Critics also said they were incensed by a comment Wilson made during his speech--"homelessness is a social tragedy that results from any number of personal tragedies: drug abuse, alcoholism, mental illness, battered wives, runaway kids. . . . Providing shelter alone is not going to solve the problems, not those problems.”
Matt Little Moon, a homeless advocate from Oakland, said, “This is absolute nonsense--to say that somehow the victims of homelessness are themselves to blame for their condition.”
Wilson was urged to appear before the group by Ward Connerly, a Republican supporter who operates a private consulting business and advises the governor on housing issues. “He knew he was coming into a situation with people who had frustrations,” Connerly said. Connerly said he thought “civility would prevail.”
Of the homeless advocates, Connerly said, “Their minds were closed. The governor was offering things to them that said, ‘The door is open, let’s talk,’ and he couldn’t even get the words out of his mouth because (the audience) interrupted him.”

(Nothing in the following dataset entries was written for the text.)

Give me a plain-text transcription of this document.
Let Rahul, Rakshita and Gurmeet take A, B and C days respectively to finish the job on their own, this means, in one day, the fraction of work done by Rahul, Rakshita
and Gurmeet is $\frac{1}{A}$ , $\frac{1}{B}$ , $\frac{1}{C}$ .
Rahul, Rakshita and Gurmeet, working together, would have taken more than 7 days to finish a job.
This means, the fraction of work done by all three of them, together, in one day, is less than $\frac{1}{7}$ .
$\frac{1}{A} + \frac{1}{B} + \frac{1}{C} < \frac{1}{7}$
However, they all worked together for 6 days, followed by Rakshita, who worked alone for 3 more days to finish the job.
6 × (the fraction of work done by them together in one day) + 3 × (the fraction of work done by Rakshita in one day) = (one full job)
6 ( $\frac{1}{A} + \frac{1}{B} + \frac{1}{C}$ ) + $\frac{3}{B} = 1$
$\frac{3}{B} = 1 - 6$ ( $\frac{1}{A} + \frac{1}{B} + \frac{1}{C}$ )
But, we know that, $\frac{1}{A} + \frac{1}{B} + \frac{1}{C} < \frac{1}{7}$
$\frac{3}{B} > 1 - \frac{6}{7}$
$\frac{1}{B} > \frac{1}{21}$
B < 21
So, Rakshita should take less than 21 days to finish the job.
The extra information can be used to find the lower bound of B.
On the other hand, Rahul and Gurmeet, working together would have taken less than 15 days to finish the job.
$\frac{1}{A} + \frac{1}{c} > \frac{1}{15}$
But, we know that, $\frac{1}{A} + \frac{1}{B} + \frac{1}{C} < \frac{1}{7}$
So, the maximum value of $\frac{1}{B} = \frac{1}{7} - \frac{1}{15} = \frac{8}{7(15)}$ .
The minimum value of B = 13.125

Wilson’s staff appeared unruffled by the event. James Lee, an assistant Wilson press secretary who videotaped the speech, said, “Most of the people wanted to hear what he had to say. It was just a vocal minority who were causing the problem.”
In another budget development, state Controller Gray Davis said he may attempt to hold up pay for legislators if they do not produce a budget by June 15, as the California Constitution mandates.
Davis by law controls the disbursement of state funds, although to hold up lawmakers’ salaries could require special legislation, legislative aides said.
Davis made his comment after the Commission on State Finance released an updated budget analysis placing the state’s funding shortfall at $9.5 billion over two budget years.